This Wired article makes me think of @starstryder and helps me understand in retrospect why she and I have chatted so much about programming and tech over the years despite our very different fields. Given the data intensive nature of modern astronomy, this pressure to bring more capabilities from the realm of software development, from big data to machine learning, is hardly surprising. Kind of makes me want to find some volunteer opportunities to help where I can.
Slashdot links to a Singularity Hub article describing a project that is forehead slappingly obvious in hindsight.
Scientists are teaching an artificial intelligence how to classify galaxies imaged by telescopes like the Hubble. Manda Banerji at the University of Cambridge along with researchers at University College London, Johns Hopkins and elsewhere, has succeeded in getting the program to agree with human analysis at an impressive rate of more than 90%.

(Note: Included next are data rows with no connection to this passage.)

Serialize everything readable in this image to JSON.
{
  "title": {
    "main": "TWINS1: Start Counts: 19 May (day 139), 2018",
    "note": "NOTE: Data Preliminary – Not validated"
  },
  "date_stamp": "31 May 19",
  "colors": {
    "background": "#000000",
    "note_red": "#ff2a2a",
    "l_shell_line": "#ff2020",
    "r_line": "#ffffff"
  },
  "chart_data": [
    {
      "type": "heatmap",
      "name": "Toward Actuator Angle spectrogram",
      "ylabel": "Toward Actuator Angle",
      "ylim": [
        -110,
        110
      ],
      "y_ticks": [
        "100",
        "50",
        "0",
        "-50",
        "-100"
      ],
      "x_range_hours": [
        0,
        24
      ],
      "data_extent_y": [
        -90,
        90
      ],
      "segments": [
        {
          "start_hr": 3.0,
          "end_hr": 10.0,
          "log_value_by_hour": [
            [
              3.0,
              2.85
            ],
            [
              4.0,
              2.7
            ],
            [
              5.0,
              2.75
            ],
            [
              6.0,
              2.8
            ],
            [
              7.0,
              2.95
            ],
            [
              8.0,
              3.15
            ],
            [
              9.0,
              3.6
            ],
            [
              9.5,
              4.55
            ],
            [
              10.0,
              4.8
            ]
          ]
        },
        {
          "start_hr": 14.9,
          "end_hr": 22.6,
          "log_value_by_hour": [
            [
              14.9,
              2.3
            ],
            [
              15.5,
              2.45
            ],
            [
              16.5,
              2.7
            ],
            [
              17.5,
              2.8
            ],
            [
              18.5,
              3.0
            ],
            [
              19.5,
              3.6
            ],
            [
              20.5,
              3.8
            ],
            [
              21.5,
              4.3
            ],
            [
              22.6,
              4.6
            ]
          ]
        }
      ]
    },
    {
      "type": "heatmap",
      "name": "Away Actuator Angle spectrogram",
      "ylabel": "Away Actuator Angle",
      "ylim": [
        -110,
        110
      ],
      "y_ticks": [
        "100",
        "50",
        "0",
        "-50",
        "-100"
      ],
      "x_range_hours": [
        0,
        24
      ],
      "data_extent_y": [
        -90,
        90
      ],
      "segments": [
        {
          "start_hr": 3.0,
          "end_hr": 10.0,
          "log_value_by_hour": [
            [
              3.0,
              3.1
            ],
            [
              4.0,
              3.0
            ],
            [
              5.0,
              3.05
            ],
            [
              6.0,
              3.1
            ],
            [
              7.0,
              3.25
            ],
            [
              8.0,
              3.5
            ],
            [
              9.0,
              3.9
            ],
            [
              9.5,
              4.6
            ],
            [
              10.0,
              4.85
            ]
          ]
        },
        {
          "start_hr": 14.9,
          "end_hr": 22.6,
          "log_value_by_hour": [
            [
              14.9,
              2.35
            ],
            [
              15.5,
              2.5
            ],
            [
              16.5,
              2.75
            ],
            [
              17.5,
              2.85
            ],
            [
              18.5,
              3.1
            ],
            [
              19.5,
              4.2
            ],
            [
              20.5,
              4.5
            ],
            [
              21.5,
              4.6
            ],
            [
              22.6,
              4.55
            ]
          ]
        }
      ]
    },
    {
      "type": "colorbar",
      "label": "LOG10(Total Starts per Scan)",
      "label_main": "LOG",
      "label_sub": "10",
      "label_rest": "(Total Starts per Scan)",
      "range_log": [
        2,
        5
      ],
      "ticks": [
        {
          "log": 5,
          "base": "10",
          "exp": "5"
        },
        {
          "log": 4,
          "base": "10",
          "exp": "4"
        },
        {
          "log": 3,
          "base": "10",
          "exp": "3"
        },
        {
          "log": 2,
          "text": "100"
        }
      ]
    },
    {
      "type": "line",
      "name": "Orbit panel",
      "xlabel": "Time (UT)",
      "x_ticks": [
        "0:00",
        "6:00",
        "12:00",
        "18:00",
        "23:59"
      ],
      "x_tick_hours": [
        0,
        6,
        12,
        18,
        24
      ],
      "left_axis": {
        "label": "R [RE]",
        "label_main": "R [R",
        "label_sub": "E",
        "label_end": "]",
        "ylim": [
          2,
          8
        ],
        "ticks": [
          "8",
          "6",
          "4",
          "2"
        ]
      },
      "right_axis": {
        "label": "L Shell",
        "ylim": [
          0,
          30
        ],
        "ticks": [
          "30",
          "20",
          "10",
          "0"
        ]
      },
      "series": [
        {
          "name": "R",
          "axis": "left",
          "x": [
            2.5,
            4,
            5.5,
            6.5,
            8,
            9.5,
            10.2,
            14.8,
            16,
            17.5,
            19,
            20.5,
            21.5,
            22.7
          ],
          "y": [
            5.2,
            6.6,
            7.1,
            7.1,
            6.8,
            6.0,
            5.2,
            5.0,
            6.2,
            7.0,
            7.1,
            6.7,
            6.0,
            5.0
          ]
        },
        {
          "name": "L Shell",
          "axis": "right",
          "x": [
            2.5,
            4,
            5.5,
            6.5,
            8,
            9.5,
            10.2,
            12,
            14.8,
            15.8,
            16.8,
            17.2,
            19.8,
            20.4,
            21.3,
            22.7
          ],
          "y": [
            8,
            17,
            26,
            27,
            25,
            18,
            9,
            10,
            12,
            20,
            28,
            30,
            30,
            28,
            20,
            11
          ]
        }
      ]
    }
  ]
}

The article goes on to explain how the team used data from Galaxy Zoo to train the AI. Galaxy Zoo is a crowd sourced effort to aggregate small bits of highly distributed human effort to classify galaxies in astronomical imagery. It has produced some startlingly good results due to efforts at cross verification. It makes perfect sense as a training set for a directed learning program.
The AI will be used to alleviate the more trivial tasks involved in many coming astronomical projects so that human input can be applied for best effect, on the harder problems inherent in sifting through the reams of data.